An artist who remained faithful to his roots
Unlike many colleagues, Peppino Di Capri never really left his homeland. He chose to live between Naples and Capri, giving up moving permanently to Milan or Rome to pursue the record market: «I stayed here. I love these places too much. I’m basically a romantic.”he explained. And he said that his songs continued to be born while looking at the Gulf of Naples and the Faraglioni from the window of his house.
Love, family and discretion
After his difficult first marriage, he found stability alongside the biologist Giuliana Gagliardi, married in 1978 and who remained at his side until his death in 2019. With her he had two children, Edoardo and Dariowho were added to Igor, born from the first marriage. Even in interviews he spoke about love with a sobriety far from the clichés of stardom. «If you really love, you give up the escapade. But it is not a sacrifice”, he once said, explaining how loyalty was a choice of freedom and not a renunciation.
Faith lived with confidentiality
Peppino Di Capri has never made his faith a public issue, nor has he built a media image around it. However, in several interviews he let it emerge a simple religiosity rooted in the popular tradition of his island, made up of devotions, respect for family values and gratitude for the gift received through music.
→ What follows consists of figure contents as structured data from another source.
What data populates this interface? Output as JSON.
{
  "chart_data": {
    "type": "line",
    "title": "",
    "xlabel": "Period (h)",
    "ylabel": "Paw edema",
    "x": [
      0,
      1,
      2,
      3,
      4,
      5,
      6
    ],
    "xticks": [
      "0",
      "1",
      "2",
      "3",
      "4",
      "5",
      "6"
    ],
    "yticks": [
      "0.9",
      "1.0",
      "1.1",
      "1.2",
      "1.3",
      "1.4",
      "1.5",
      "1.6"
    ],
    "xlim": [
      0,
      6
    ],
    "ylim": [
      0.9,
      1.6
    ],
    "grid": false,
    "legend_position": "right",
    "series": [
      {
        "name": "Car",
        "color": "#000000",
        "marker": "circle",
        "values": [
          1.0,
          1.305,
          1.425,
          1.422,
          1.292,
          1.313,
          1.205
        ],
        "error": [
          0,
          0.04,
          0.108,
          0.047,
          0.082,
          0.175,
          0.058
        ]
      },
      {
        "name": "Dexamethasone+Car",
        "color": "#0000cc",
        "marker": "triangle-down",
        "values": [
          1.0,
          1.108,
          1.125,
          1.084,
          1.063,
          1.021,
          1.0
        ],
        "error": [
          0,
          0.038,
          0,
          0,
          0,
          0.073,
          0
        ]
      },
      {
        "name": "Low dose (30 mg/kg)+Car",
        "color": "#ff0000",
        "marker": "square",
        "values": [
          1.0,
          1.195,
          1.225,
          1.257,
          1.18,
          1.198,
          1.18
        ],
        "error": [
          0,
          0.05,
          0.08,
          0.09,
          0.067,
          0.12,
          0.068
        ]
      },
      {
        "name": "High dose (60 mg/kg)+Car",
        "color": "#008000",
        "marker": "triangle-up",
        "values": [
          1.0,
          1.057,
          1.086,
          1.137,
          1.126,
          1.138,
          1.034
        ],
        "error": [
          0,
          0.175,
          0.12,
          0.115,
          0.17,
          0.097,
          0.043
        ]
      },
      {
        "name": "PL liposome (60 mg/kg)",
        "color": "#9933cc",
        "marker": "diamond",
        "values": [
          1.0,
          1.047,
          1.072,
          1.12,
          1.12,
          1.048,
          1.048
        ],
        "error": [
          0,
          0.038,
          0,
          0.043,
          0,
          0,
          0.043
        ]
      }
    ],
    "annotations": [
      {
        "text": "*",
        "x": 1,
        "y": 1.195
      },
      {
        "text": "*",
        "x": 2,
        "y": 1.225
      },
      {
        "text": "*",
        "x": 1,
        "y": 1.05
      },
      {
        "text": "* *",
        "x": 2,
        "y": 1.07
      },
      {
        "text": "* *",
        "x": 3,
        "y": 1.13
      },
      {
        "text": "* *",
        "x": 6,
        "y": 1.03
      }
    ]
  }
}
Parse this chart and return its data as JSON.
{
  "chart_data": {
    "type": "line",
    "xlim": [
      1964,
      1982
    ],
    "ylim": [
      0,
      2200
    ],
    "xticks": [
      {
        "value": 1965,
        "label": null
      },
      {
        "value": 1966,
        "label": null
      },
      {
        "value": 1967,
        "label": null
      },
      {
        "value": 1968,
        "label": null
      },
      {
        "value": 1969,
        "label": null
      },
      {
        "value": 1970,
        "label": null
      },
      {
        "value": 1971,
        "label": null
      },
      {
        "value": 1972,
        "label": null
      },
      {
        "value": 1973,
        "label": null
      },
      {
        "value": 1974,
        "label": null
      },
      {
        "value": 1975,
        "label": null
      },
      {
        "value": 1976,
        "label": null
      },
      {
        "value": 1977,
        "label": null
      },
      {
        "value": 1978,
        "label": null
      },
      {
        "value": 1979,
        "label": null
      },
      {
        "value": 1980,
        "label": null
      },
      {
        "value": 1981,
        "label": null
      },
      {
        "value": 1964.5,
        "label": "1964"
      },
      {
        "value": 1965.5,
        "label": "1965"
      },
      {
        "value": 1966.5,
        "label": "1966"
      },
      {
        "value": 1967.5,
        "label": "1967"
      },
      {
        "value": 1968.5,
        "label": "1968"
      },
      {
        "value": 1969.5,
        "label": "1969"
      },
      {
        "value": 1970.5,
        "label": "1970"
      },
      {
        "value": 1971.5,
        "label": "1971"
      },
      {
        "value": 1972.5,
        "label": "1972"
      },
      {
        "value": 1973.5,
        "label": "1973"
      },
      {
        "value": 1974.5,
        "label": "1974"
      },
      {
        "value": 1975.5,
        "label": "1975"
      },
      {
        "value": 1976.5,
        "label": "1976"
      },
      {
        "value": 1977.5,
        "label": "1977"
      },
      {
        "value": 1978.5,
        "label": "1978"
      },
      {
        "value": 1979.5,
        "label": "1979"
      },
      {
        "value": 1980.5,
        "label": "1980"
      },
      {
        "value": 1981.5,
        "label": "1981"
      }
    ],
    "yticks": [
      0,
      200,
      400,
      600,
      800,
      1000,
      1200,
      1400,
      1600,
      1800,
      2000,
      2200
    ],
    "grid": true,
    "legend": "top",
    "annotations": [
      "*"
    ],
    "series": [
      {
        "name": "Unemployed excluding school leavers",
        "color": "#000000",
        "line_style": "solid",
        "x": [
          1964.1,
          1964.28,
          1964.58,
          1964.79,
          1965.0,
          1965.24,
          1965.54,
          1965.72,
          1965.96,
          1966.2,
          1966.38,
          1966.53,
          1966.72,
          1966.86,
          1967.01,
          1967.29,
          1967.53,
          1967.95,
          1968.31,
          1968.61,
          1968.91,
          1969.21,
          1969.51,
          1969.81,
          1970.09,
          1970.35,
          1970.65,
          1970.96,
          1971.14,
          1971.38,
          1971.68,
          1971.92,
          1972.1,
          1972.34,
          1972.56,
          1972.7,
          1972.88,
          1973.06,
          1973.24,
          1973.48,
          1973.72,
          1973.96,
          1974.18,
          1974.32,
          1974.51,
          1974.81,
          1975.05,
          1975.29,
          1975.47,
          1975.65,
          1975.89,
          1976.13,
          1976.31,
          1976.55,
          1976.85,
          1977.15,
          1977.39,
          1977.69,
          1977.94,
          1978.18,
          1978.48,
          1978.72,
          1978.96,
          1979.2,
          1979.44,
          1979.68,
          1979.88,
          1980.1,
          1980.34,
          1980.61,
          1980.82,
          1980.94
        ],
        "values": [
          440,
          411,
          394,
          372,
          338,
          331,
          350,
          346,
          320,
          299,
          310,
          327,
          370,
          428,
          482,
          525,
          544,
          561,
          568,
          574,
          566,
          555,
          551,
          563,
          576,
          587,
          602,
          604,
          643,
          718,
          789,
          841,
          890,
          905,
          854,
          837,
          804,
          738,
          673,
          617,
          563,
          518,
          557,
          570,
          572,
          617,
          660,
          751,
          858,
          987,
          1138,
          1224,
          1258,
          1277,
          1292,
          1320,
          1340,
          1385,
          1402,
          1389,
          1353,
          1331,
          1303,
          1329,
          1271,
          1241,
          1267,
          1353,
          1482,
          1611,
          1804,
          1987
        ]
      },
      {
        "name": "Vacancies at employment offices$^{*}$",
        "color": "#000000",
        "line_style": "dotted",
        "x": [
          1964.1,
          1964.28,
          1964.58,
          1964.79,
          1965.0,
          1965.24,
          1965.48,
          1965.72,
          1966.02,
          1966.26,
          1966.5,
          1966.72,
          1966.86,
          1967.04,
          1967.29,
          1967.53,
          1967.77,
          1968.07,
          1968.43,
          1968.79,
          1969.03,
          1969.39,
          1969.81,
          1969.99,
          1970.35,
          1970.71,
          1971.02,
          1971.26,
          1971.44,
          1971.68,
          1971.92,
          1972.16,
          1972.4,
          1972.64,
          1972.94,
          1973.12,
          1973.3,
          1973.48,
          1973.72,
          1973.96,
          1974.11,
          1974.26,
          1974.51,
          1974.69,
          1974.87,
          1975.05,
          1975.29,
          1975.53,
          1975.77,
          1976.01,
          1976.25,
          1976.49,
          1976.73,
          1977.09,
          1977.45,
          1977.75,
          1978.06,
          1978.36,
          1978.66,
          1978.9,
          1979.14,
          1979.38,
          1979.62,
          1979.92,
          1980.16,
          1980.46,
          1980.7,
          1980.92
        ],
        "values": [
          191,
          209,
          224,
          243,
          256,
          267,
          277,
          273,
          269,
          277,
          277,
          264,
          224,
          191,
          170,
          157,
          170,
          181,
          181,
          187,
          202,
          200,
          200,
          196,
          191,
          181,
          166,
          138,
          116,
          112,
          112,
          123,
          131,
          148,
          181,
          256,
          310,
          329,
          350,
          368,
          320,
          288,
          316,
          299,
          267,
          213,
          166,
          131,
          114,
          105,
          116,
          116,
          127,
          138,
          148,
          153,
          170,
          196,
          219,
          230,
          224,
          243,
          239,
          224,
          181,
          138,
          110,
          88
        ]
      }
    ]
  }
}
Those who knew him have always described him as a shy man, far from the excesses of entertainment, deeply tied to his family and his land, elements which also represented the human terrain of his spirituality.
The last great romantic
In fifteen participations in the Sanremo Festival, two victories, dozens of successes and a career spanning over six decades, Peppino Di Capri told of an Italy that was changing without ever losing its taste for melody.
When they asked him which song he was most fond of, he didn’t choose Champagnebut My white hair, the song in which he looked at his life with serenity: «I lined up all my memories. Ultimately there isn’t much to change.”
Perhaps this is the most authentic synthesis of his human and artistic parable. A musician who never chased trends, but knew how to navigate them all. A man who brought rock into Neapolitan song without taking away its soul. And who, until the end, continued to look at the sea of Capri as the place where it all began.